Most horses make do with a wooden stable and a bit of hay. But most horses aren’t the Spanish Riding School’s Lipizzaners; they live in a Renaissance arcade court and former art gallery.
Rather delightfully, the forecourt of the Stallburg stables turned into a little Advent market in the period leading up to Christmas back in 2019.
- Gorgeously lit covered courtyard
- A handful of stalls sold (mostly) gourmet food and drink
- Large central bar also served light meals
- The horses watched on from the sidelines (and Pegasus watched over you from the ceiling above)
- Next dates: TBA (if it goes ahead – not sure if an annual event)
- See also:
Adventmarkt and Lipizzaners
Now part of the Spanish Riding School, the Stallburg dates back to the middle of the 16th century when the future Emperor Maximilian II had it built as a multipurpose facility (which included accommodation for the imperial horses).
Archduke Leopold Wilhelm of Austria even stored around 1400 paintings there in the 17th century, so royal mares and stallions essentially lived beneath an art gallery for many decades.
Given all the history, the Stallburg would make interesting viewing.
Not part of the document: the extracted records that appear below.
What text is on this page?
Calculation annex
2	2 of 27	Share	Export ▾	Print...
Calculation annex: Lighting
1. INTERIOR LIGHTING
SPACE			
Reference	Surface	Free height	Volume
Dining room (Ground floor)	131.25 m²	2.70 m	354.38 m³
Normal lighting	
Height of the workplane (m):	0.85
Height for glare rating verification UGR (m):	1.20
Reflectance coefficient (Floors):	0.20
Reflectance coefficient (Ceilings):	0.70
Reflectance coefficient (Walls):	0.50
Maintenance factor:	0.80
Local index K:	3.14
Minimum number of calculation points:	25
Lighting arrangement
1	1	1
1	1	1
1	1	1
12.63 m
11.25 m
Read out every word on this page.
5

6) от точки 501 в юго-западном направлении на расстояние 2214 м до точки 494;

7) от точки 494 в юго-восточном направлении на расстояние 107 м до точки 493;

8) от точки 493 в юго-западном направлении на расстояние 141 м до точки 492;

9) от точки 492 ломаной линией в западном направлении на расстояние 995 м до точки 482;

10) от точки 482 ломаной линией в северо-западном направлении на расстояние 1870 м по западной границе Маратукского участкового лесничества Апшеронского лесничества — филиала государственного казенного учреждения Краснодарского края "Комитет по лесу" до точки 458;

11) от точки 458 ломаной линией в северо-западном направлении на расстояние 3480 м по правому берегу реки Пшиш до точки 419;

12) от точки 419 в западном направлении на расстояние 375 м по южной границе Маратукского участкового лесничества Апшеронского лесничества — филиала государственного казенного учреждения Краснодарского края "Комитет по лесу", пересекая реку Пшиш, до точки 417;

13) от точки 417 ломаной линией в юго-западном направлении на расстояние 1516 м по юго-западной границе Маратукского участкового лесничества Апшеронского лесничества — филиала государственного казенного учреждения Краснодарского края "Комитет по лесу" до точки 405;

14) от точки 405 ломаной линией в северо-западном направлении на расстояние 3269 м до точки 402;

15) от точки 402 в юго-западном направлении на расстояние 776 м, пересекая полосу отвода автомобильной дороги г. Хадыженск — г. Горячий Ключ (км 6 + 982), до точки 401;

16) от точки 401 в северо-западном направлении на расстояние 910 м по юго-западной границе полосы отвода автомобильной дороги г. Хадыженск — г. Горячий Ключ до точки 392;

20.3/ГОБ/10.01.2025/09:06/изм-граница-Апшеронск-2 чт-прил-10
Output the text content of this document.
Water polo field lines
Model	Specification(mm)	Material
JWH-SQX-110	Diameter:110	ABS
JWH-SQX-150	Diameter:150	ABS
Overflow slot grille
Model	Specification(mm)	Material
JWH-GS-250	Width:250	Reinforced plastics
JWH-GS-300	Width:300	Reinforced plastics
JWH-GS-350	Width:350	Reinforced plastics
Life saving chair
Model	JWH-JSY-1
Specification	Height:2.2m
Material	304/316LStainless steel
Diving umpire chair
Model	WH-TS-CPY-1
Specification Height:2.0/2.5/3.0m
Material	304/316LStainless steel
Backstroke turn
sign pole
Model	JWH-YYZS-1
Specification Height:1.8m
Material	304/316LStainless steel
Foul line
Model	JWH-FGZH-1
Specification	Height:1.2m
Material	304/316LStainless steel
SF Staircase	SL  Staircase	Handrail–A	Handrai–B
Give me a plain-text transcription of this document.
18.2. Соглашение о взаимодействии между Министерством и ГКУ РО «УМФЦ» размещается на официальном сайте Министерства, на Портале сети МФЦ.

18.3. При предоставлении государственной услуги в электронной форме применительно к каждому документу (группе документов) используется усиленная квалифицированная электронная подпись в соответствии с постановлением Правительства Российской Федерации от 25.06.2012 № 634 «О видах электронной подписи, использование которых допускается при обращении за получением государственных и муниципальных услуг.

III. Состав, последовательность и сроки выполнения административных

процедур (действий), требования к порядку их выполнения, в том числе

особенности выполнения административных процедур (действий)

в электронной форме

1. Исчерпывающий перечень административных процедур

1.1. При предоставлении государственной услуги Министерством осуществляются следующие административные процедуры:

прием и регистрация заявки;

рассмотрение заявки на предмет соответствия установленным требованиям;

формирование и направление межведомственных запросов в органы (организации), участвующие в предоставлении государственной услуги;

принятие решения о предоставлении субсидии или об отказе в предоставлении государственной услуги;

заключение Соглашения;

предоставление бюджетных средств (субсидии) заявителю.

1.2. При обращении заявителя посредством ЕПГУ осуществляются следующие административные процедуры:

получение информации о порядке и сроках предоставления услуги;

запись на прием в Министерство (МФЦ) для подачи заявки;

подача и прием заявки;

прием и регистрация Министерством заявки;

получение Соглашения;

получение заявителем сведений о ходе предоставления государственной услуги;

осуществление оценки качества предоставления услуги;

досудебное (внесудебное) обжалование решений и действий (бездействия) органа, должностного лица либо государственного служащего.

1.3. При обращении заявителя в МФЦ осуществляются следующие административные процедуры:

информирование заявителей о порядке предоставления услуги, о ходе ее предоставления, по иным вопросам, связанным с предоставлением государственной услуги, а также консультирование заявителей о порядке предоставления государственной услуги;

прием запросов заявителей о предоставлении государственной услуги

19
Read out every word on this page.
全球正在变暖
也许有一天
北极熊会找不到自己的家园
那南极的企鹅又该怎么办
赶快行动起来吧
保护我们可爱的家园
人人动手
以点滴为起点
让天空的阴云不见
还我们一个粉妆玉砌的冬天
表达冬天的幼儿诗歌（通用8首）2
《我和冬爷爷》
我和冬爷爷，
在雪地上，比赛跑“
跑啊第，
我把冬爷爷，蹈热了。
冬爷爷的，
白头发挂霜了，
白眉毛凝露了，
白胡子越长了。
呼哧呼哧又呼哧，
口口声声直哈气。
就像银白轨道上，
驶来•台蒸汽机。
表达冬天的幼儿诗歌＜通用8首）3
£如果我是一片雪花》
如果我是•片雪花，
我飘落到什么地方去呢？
But it remains off limits to the general public, notwithstanding guided tours*. In 2019, however, the courtyard hosted a small Advent market.
I hope they repeat the exercise again in future years.
When you’ve been to as many Christmas markets as I have, you get a little blasé about new ones. But the 2019 Stallburg market made an excellent impression on me.
Reds and oranges lit up the whole courtyard and stacked arcades, while a giant Pegasus hung from the ceiling. This divine horse even made a reappearance in 2020 and 2021 to provide a bit of mythological cheer for those passing by during advent.
The overall effect was quite wonderful, enhanced by a small ring of tasteful stands mostly selling the kind of gourmet food and drink that make excellent gifts. Examples included little bottles of schnapps, handmade chocolates, and even a Lipizzaner-themed cake.
All of which is jolly nice, but possibly not the actual highlight because the arcades edging the courtyard house the famous Lipizzaner stallions. And these remarkable animals were all at home.
So, every now and then, a white head popped out above a stable door to cast an elegant and superior eye over proceedings. You couldn’t go right up to the horses, but you could get within a yard or three.
2022 and beyond?
As mentioned earlier, I’m not sure if the event repeats in future years, though I hope so. For reference, the 2019 dates were:
- December 1st, 2019 to January 6th, 2020
- 4pm to 10pm
- Closed December 6th, 24th, 25th, 26th, 30th and 31st, and January 1st
How to get to the Stallburg
They conveniently located the Stallburg near a subway station (or perhaps it was the other way around). Heerengasse on the U3 line is a short walk away.
Otherwise, the 1A and 2A buses stop nearby (Habsburggasse or Michaelerplatz).
Of course, the stables are very close to the Spanish Riding School arena in the Hofburg palace complex, so you may well pass it on foot anyway as you take in the central sights. And another Christmas market (the K.U.K. Weihnachtsmarkt) may be held next door on Michaelerplatz.